Crozier wants to close his eyes but cannot. He wants to fly away from this vision – all these visions – but has no control over them.

Suddenly Francis Leopold M’Clintock’s vaguely familiar face seems to melt, sag, then reform itself into the visage of a younger man, someone Francis Crozier does not know. Everything else stays the same. The younger man – a certain Lieutenant William Hobson, whom Crozier now knows without knowing how he knows – is standing in the same spot that M’Clintock had and is peering into the open boat with the same expression of sickened incredulity that Crozier had seen on M’Clintock’s face a moment earlier.

Without warning, the open boat and the skeletons are gone and Crozier is lying in a cave of ice next to a naked Sophia Cracroft.

No, it is not Sophia. Crozier blinks, feeling Memo Moira’s Second Sight burning through and from his aching brain like a fist of fever, and now he sees that he is lying naked next to a naked Lady Silence. They are surrounded by furs, and they are lying on some sort of snow or ice shelf.
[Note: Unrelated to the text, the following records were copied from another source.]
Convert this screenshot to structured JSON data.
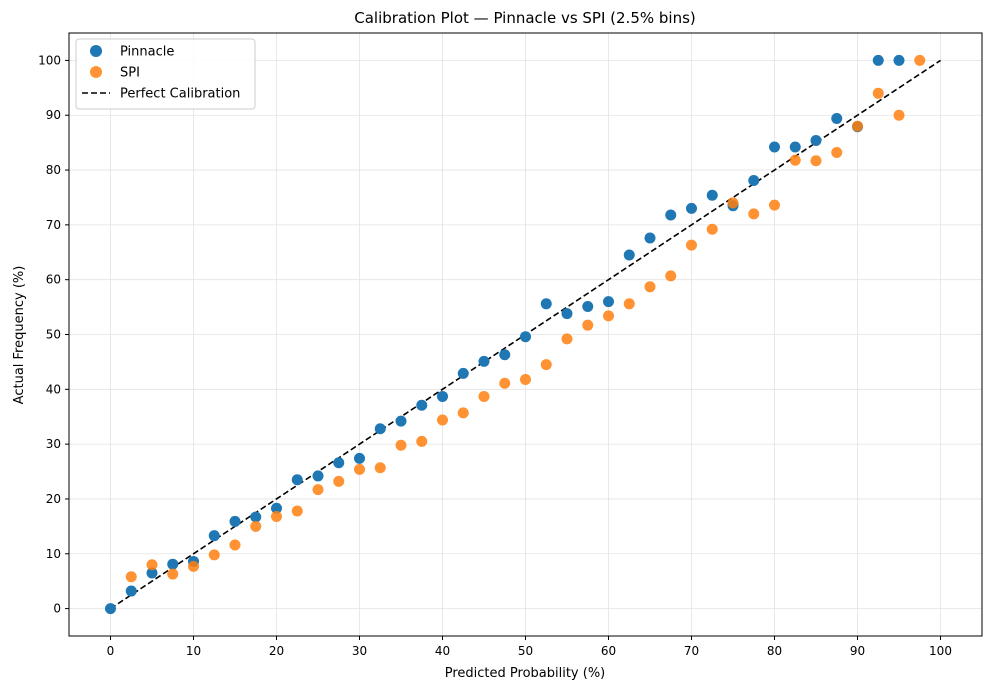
{
  "chart_data": {
    "type": "scatter",
    "title": "Calibration Plot — Pinnacle vs SPI (2.5% bins)",
    "xlabel": "Predicted Probability (%)",
    "ylabel": "Actual Frequency (%)",
    "xlim": [
      -5,
      105
    ],
    "ylim": [
      -5,
      105
    ],
    "xticks": [
      0,
      10,
      20,
      30,
      40,
      50,
      60,
      70,
      80,
      90,
      100
    ],
    "yticks": [
      0,
      10,
      20,
      30,
      40,
      50,
      60,
      70,
      80,
      90,
      100
    ],
    "grid": true,
    "legend_position": "top-left",
    "series": [
      {
        "name": "Pinnacle",
        "color": "#1f77b4",
        "points": [
          [
            0,
            0
          ],
          [
            2.5,
            3.2
          ],
          [
            5,
            6.5
          ],
          [
            7.5,
            8.1
          ],
          [
            10,
            8.6
          ],
          [
            12.5,
            13.3
          ],
          [
            15,
            15.9
          ],
          [
            17.5,
            16.7
          ],
          [
            20,
            18.3
          ],
          [
            22.5,
            23.5
          ],
          [
            25,
            24.2
          ],
          [
            27.5,
            26.6
          ],
          [
            30,
            27.4
          ],
          [
            32.5,
            32.8
          ],
          [
            35,
            34.2
          ],
          [
            37.5,
            37.1
          ],
          [
            40,
            38.7
          ],
          [
            42.5,
            42.9
          ],
          [
            45,
            45.1
          ],
          [
            47.5,
            46.3
          ],
          [
            50,
            49.6
          ],
          [
            52.5,
            55.6
          ],
          [
            55,
            53.8
          ],
          [
            57.5,
            55.1
          ],
          [
            60,
            56.0
          ],
          [
            62.5,
            64.5
          ],
          [
            65,
            67.6
          ],
          [
            67.5,
            71.8
          ],
          [
            70,
            73.0
          ],
          [
            72.5,
            75.4
          ],
          [
            75,
            73.5
          ],
          [
            77.5,
            78.1
          ],
          [
            80,
            84.2
          ],
          [
            82.5,
            84.2
          ],
          [
            85,
            85.4
          ],
          [
            87.5,
            89.4
          ],
          [
            90,
            87.9
          ],
          [
            92.5,
            100
          ],
          [
            95,
            100
          ]
        ]
      },
      {
        "name": "SPI",
        "color": "#ff7f0e",
        "points": [
          [
            2.5,
            5.8
          ],
          [
            5,
            8.0
          ],
          [
            7.5,
            6.3
          ],
          [
            10,
            7.7
          ],
          [
            12.5,
            9.8
          ],
          [
            15,
            11.6
          ],
          [
            17.5,
            15.0
          ],
          [
            20,
            16.8
          ],
          [
            22.5,
            17.8
          ],
          [
            25,
            21.7
          ],
          [
            27.5,
            23.2
          ],
          [
            30,
            25.4
          ],
          [
            32.5,
            25.7
          ],
          [
            35,
            29.8
          ],
          [
            37.5,
            30.5
          ],
          [
            40,
            34.4
          ],
          [
            42.5,
            35.7
          ],
          [
            45,
            38.7
          ],
          [
            47.5,
            41.1
          ],
          [
            50,
            41.8
          ],
          [
            52.5,
            44.5
          ],
          [
            55,
            49.2
          ],
          [
            57.5,
            51.7
          ],
          [
            60,
            53.4
          ],
          [
            62.5,
            55.6
          ],
          [
            65,
            58.7
          ],
          [
            67.5,
            60.7
          ],
          [
            70,
            66.3
          ],
          [
            72.5,
            69.2
          ],
          [
            75,
            74.0
          ],
          [
            77.5,
            72.0
          ],
          [
            80,
            73.6
          ],
          [
            82.5,
            81.8
          ],
          [
            85,
            81.7
          ],
          [
            87.5,
            83.2
          ],
          [
            90,
            88.0
          ],
          [
            92.5,
            94.0
          ],
          [
            95,
            90.0
          ],
          [
            97.5,
            100
          ]
        ]
      }
    ],
    "reference_line": {
      "name": "Perfect Calibration",
      "color": "#000000",
      "style": "dashed",
      "points": [
        [
          0,
          0
        ],
        [
          100,
          100
        ]
      ]
    }
  }
}
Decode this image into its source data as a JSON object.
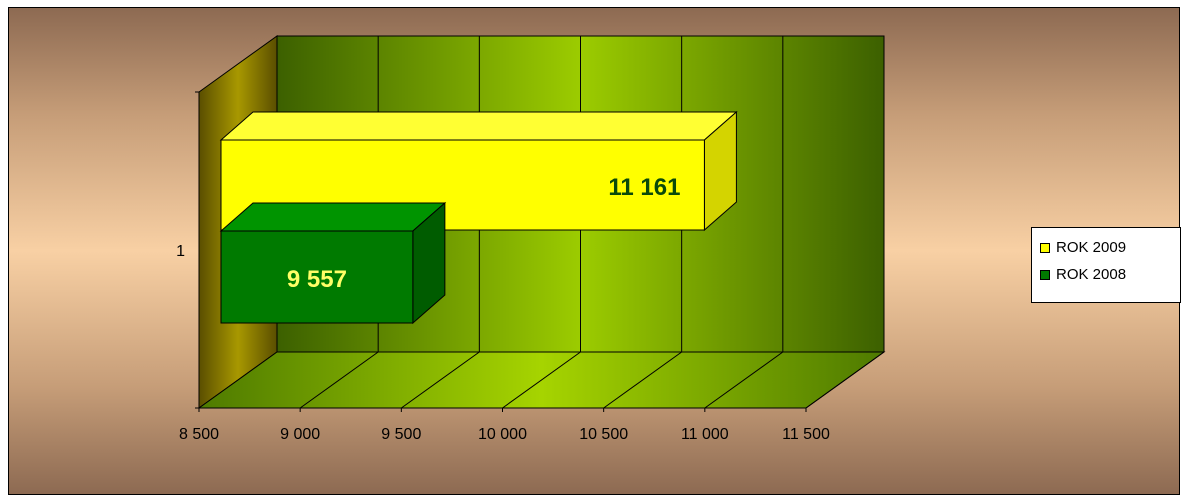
{
  "chart_data": {
    "type": "bar",
    "orientation": "horizontal",
    "three_d": true,
    "categories": [
      "1"
    ],
    "xlim": [
      8500,
      11500
    ],
    "x_ticks": [
      "8 500",
      "9 000",
      "9 500",
      "10 000",
      "10 500",
      "11 000",
      "11 500"
    ],
    "x_tick_values": [
      8500,
      9000,
      9500,
      10000,
      10500,
      11000,
      11500
    ],
    "series": [
      {
        "name": "ROK 2009",
        "values": [
          11161
        ],
        "label": "11 161",
        "color": "#ffff00",
        "label_color": "#0a4a0a"
      },
      {
        "name": "ROK 2008",
        "values": [
          9557
        ],
        "label": "9 557",
        "color": "#007a00",
        "label_color": "#ffff66"
      }
    ],
    "gridlines": true,
    "legend_position": "right"
  }
}
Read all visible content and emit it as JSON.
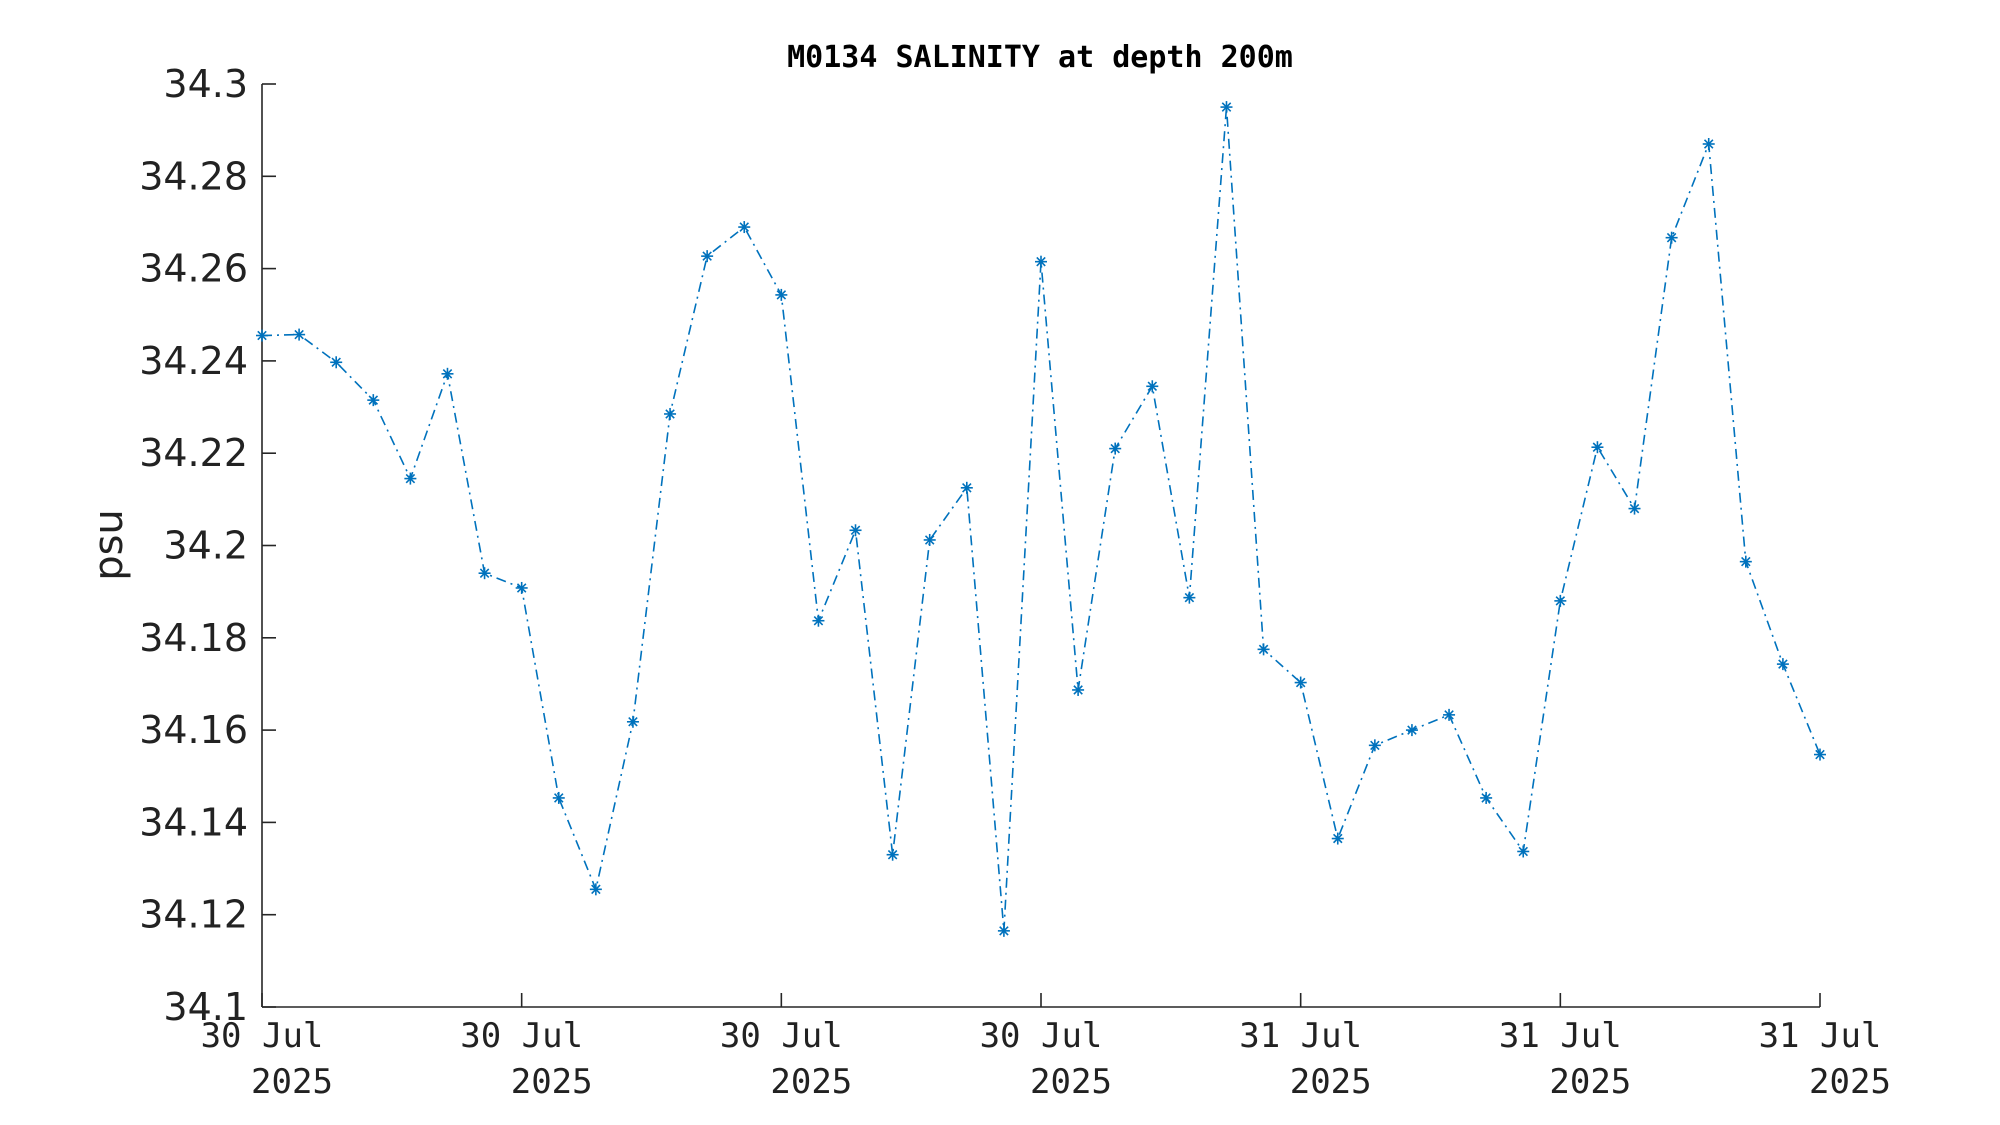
{
  "chart_data": {
    "type": "line",
    "title": "M0134 SALINITY at depth 200m",
    "xlabel": "",
    "ylabel": "psu",
    "ylim": [
      34.1,
      34.3
    ],
    "yticks": [
      34.1,
      34.12,
      34.14,
      34.16,
      34.18,
      34.2,
      34.22,
      34.24,
      34.26,
      34.28,
      34.3
    ],
    "ytick_labels": [
      "34.1",
      "34.12",
      "34.14",
      "34.16",
      "34.18",
      "34.2",
      "34.22",
      "34.24",
      "34.26",
      "34.28",
      "34.3"
    ],
    "xtick_labels": [
      {
        "line1": "30 Jul",
        "line2": "2025"
      },
      {
        "line1": "30 Jul",
        "line2": "2025"
      },
      {
        "line1": "30 Jul",
        "line2": "2025"
      },
      {
        "line1": "30 Jul",
        "line2": "2025"
      },
      {
        "line1": "31 Jul",
        "line2": "2025"
      },
      {
        "line1": "31 Jul",
        "line2": "2025"
      },
      {
        "line1": "31 Jul",
        "line2": "2025"
      }
    ],
    "grid": false,
    "line_style": "dash-dot",
    "marker": "asterisk",
    "color": "#0072BD",
    "series": [
      {
        "values": [
          34.2455,
          34.2457,
          34.2397,
          34.2315,
          34.2145,
          34.2372,
          34.194,
          34.1908,
          34.1453,
          34.1255,
          34.1618,
          34.2285,
          34.2627,
          34.269,
          34.2543,
          34.1837,
          34.2033,
          34.133,
          34.2012,
          34.2125,
          34.1165,
          34.2615,
          34.1687,
          34.221,
          34.2345,
          34.1887,
          34.295,
          34.1775,
          34.1703,
          34.1365,
          34.1567,
          34.16,
          34.1633,
          34.1453,
          34.1337,
          34.188,
          34.2213,
          34.208,
          34.2667,
          34.287,
          34.1965,
          34.1743,
          34.1547
        ]
      }
    ]
  }
}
Their space is illuminated by a flickering oil lamp. The curved ceiling is made from blocks of ice. Silence’s breasts are brown, and her hair is long and very black. She is leaning on one elbow amid the furs and looking at Crozier with some earnestness.

Do you dream my dreams ? she asks without moving her lips or opening her mouth. She has not spoken in English. Am I dreaming yours ?

Crozier feels her inside his mind and heart. It feels like a jolt of the best whiskey he has ever swallowed.

And then the most terrible nightmare of all comes.

This stranger, this blend of M’Clintock and someone named Hobson, is not looking down at the open boat with two skeletons in it but is watching young Francis Rawdon Moira Crozier secretly attending Catholic Mass with his witch-Papist Memo Moira.

It was one of the deepest secrets of Crozier’s life that he had done this thing – not only gone to the forbidden service with Memo Moira but partaken of the heresy of the Catholic Eucharist, the much-derided and forbidden Holy Communion.

But this form of M’Clintock-Hobson stands like an altar boy as a trembling Crozier – now a child, now a scarred man in his fifties – approaches the altar rail, kneels, puts his head back, opens his mouth, and extends his tongue for the Forbidden Wafer – the Body of Christ – pure transubstantiated cannibalism to all the other adults in Crozier’s village and family and life.

But something is strange. The grey-haired priest looming over him in his white robes is dripping water on the floor and altar rail and onto Crozier himself. And the priest is too large even for a child’s point of view – huge, wet, muscled, lumbering, throwing a shadow over the kneeling communicant. He is not human.